Other potential factors are harder to prove but would probably make sense to anyone who’s almost been run over in a crosswalk the last few years: One theory is that the pandemic, which saw more people staying at home and upended the usual traffic patterns, encouraged drivers to behave more recklessly because the roads were emptier. Another is that the turmoil of the pandemic, plus political and social unrest in 2020, led to a fraying of the social contract, with people — including drivers — acting more aggressive and unpredictable in public settings. A third is that the police, in response to the Black Lives Matter protests and other critiques of law enforcement, have largely given up on enforcing road safety, leading drivers to reasonably assume that they can drive dangerously without facing consequences.

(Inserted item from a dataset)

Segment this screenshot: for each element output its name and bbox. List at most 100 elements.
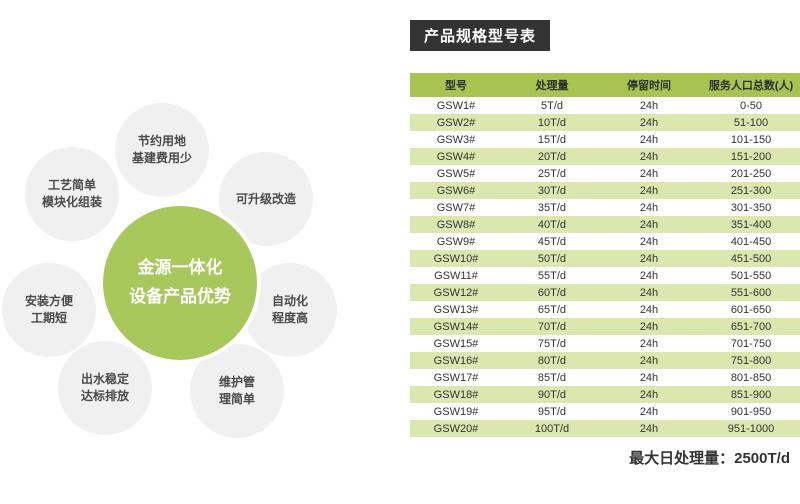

In a society where the car is so central that most Americans get behind the wheel every day without thinking about the broader consequences of auto dependency, it’s easy to view pedestrian deaths as an unfortunate but unavoidable reality. In fact, the United States has a uniquely terrible track record on pedestrian fatalities, which are continuing to increase here while they decline in many other countries.

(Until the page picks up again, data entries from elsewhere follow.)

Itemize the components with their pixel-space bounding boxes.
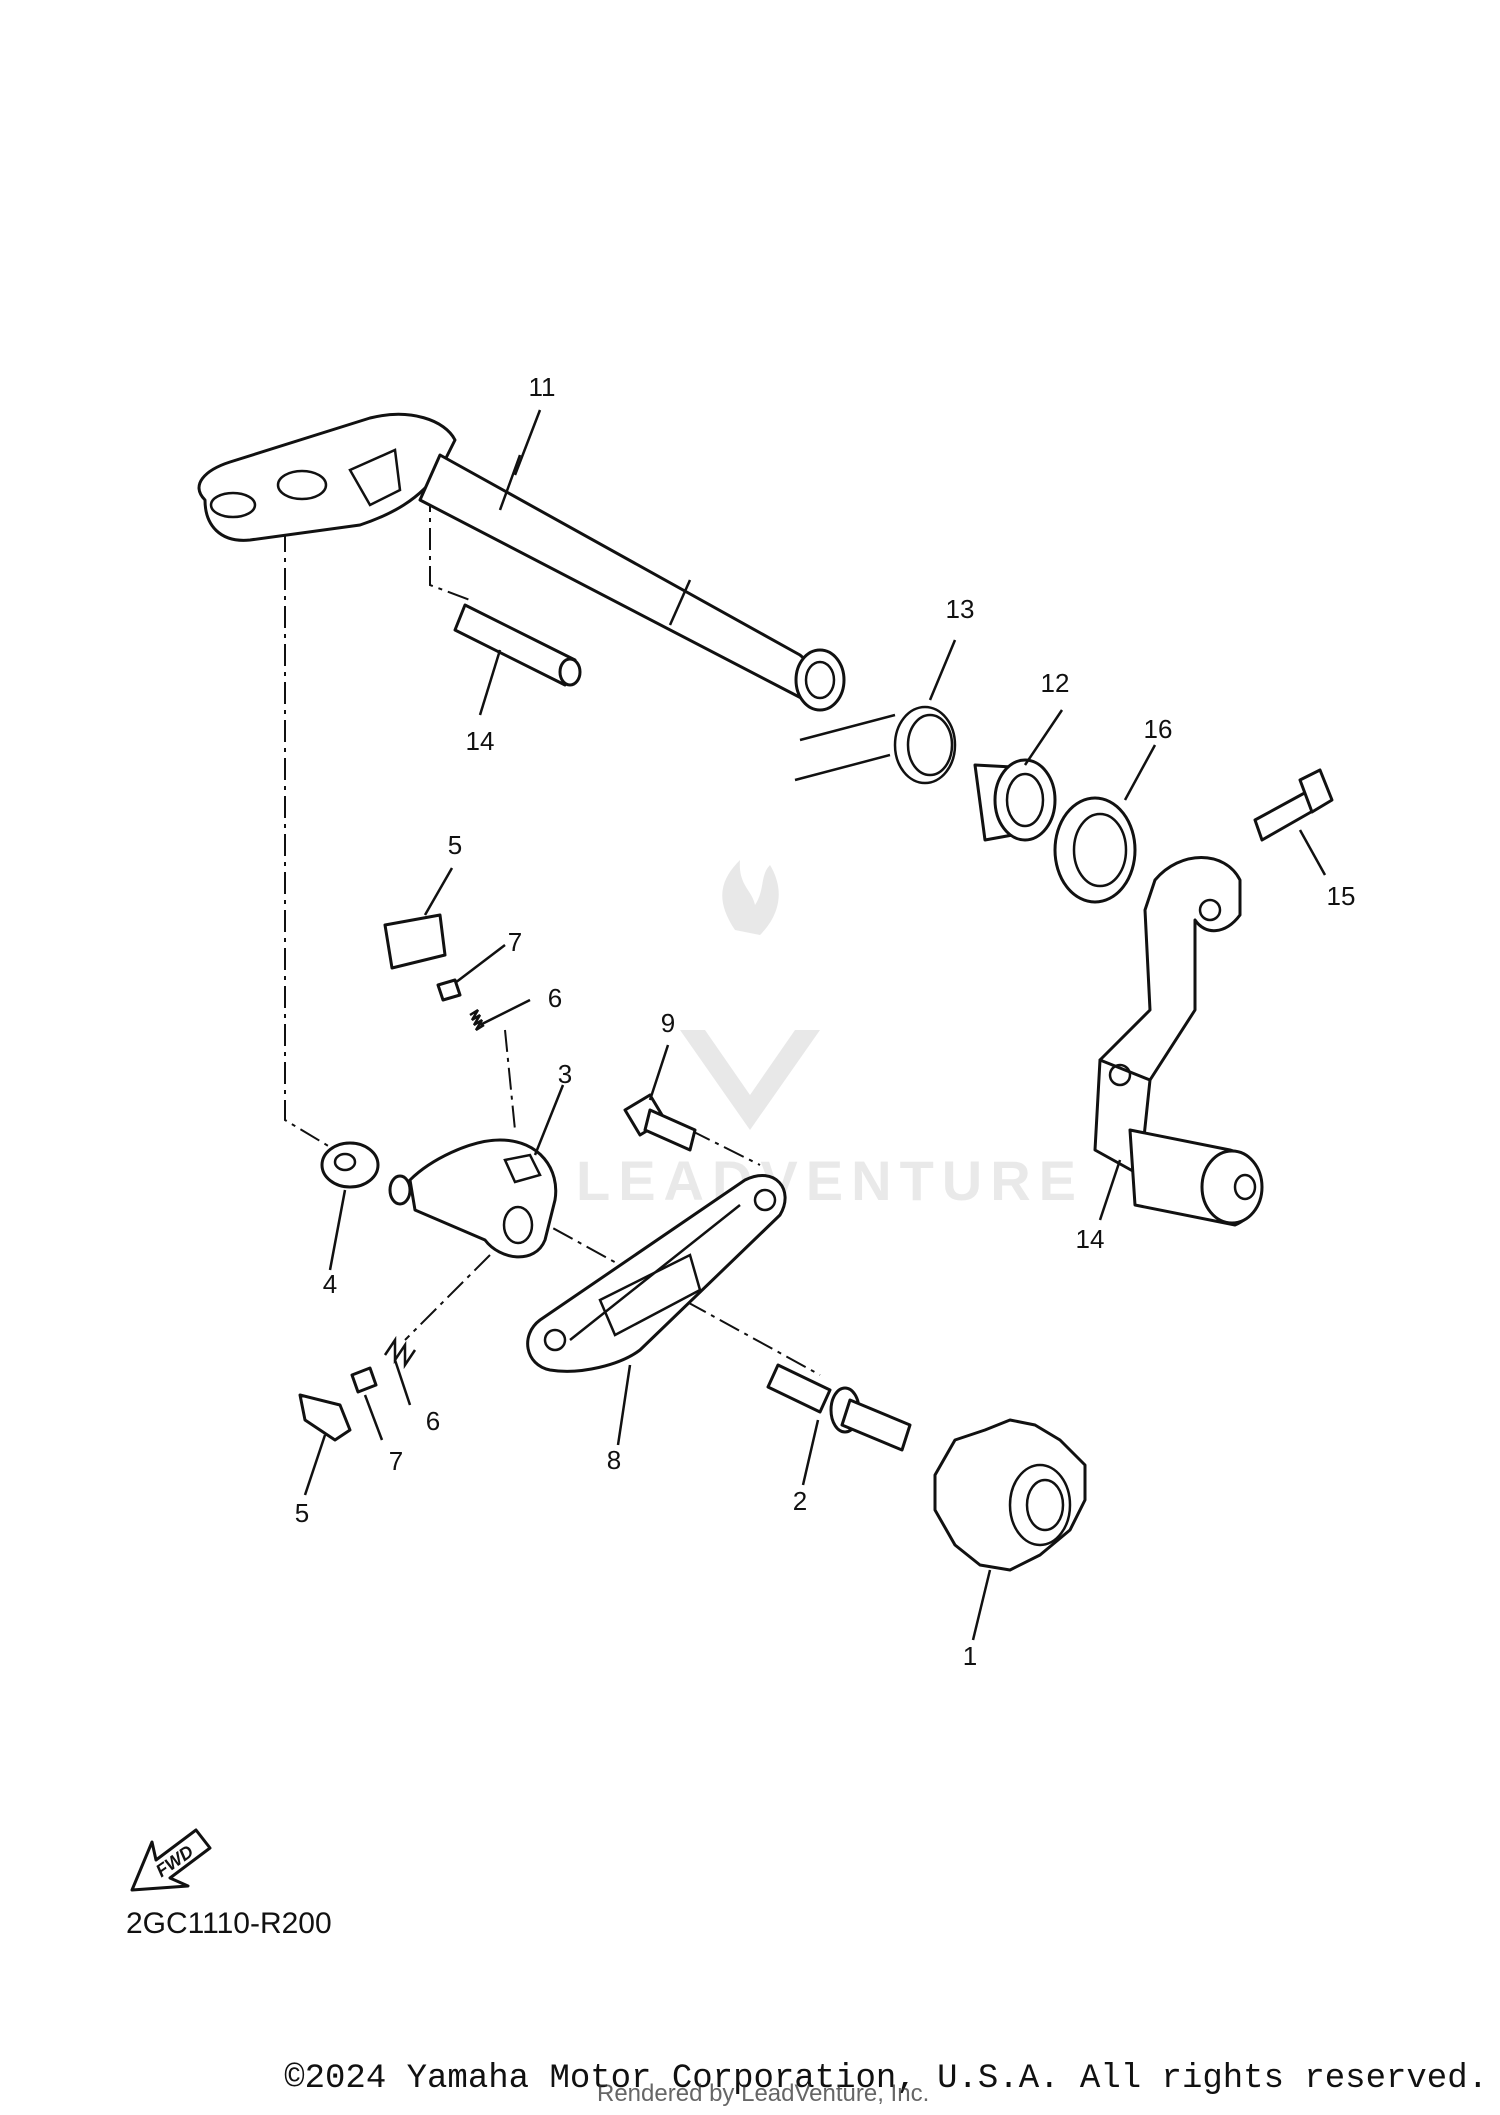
callout-6-bottom: 6 bbox=[426, 1406, 440, 1436]
rendered-by-notice: Rendered by LeadVenture, Inc. bbox=[597, 2080, 930, 2107]
callout-4: 4 bbox=[323, 1269, 337, 1299]
callout-12: 13 bbox=[946, 594, 975, 624]
pin-7-top-part bbox=[436, 978, 462, 1002]
callout-10: 11 bbox=[529, 372, 556, 402]
collar-part bbox=[973, 758, 1057, 842]
bolt-15-part bbox=[1253, 768, 1334, 842]
callout-5-top: 5 bbox=[448, 830, 462, 860]
leader-lines bbox=[303, 409, 1327, 1641]
guide-plate-part bbox=[526, 1173, 787, 1373]
diagram-code: 2GC1110-R200 bbox=[126, 1907, 332, 1940]
callout-16: 16 bbox=[1144, 714, 1173, 744]
callout-7-bottom: 7 bbox=[389, 1446, 403, 1476]
callout-3: 3 bbox=[558, 1059, 572, 1089]
stopper-bolt-part bbox=[766, 1363, 912, 1452]
callout-6-top: 6 bbox=[548, 983, 562, 1013]
pin-7-bottom-part bbox=[350, 1366, 378, 1394]
stopper-5-top-part bbox=[383, 913, 447, 970]
callout-1: 1 bbox=[963, 1641, 977, 1671]
spring-6-top-part bbox=[469, 1008, 485, 1032]
callout-2: 2 bbox=[793, 1486, 807, 1516]
washer-part bbox=[320, 1141, 380, 1189]
fwd-arrow: FWD bbox=[130, 1828, 212, 1892]
callout-5-bottom: 5 bbox=[295, 1498, 309, 1528]
copyright-notice: ©2024 Yamaha Motor Corporation, U.S.A. A… bbox=[284, 2060, 1488, 2098]
spring-6-bottom-part bbox=[383, 1335, 417, 1370]
callout-15: 15 bbox=[1327, 881, 1356, 911]
leadventure-watermark: LEADVENTURE bbox=[576, 860, 1084, 1212]
callout-labels: 11 14 13 12 16 15 14 5 7 6 9 3 4 6 7 5 8… bbox=[295, 372, 1356, 1671]
callout-7-top: 7 bbox=[508, 927, 522, 957]
callout-8: 8 bbox=[607, 1445, 621, 1475]
oil-seal-part bbox=[1053, 796, 1137, 904]
callout-13: 14 bbox=[466, 726, 495, 756]
watermark-text: LEADVENTURE bbox=[576, 1149, 1084, 1212]
torsion-spring-part bbox=[794, 705, 957, 785]
callout-11: 12 bbox=[1041, 668, 1070, 698]
shift-arm-part bbox=[388, 1138, 558, 1259]
shift-pedal-part bbox=[1093, 856, 1264, 1227]
bolt-9-part bbox=[623, 1093, 697, 1152]
callout-14: 14 bbox=[1076, 1224, 1105, 1254]
shift-shaft-part bbox=[197, 412, 846, 712]
segment-part bbox=[933, 1418, 1087, 1572]
pin-part bbox=[453, 603, 582, 687]
stopper-5-bottom-part bbox=[298, 1393, 352, 1442]
callout-9: 9 bbox=[661, 1008, 675, 1038]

There are a multitude of reasons peer countries are getting safer for pedestrians while the US gets deadlier. They include better regulation of vehicle design and size, the adoption of safe technology requirements for vehicles that take into account both vehicle occupants and pedestrians and cyclists, and more aggressive street-calming measures including narrower lanes, slower speed limits, protected bike lanes, and even car-free streets. Maybe most importantly, other developed nations have political leaders who move aggressively and unapologetically toward making streets safer.

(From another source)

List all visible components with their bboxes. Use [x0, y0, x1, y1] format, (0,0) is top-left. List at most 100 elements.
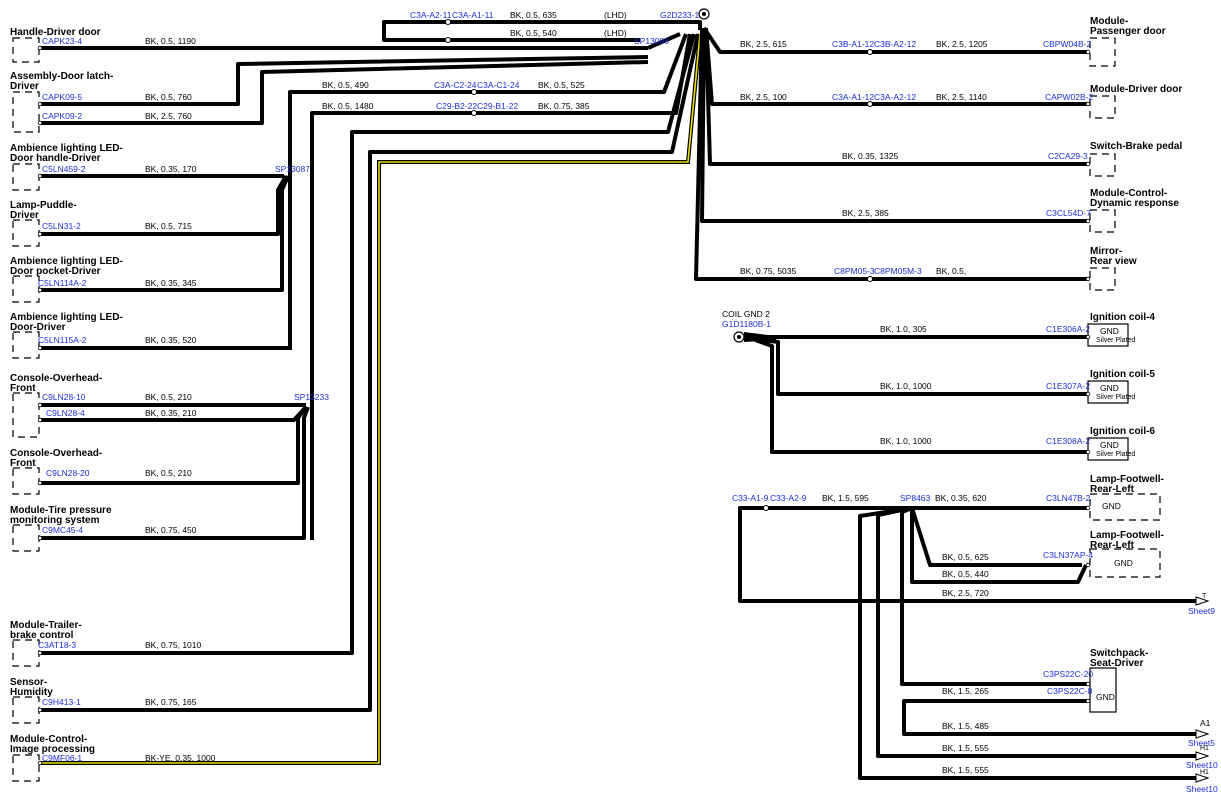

The mayor of Paris, Anne Hidalgo, has significantly limited cars on streets in the city’s core, added scores of bike trails, and articulated a vision of safety culture that puts pedestrians first. Leaders in Oslo, Norway, and several other cities have made similar moves.

In the United States, with a few notable exceptions, political leaders have paid lip service to the goal of reducing pedestrian deaths without committing to the necessary policy changes that would save lives. The federal government, meanwhile, has failed to address the problem of SUVs and trucks getting bigger, even though researchers have known for decades that large vehicles are deadlier to pedestrians. The National Highway Traffic Safety Administration, after intense campaigning from safety advocates, finally announced in late May that it would begin considering the safety of vehicles for people outside of them — something European regulators have long done — but those safety considerations won’t be included in the government’s five-star safety rating system for new vehicles, meaning people can still buy cars that are deadly to pedestrians but rated five stars for safety. Transportation Secretary Pete Buttigieg, when asked about vehicle size and pedestrian fatalities in a recent interview, said more research needs to be done before introducing new regulations — even though the research is clear.

In the Netherlands in 1970, the country was overrun by cars, and pedestrian fatality rates were soaring. In 1971, 3,300 people were killed, more than 400 of them children. The Dutch public was incensed. They started a movement, Stop de Kindermoord — “Stop the Child Murder” — and staged large protests in Amsterdam. Government officials took notice. They instituted car-free days, added bike lanes, and put the country on the path to being one of the safest countries for pedestrians on earth.

For the Dutch, the limit was 400 children in one year. How many deaths will it take to make US officials prioritize pedestrian safety? We apparently haven’t reached the limit yet.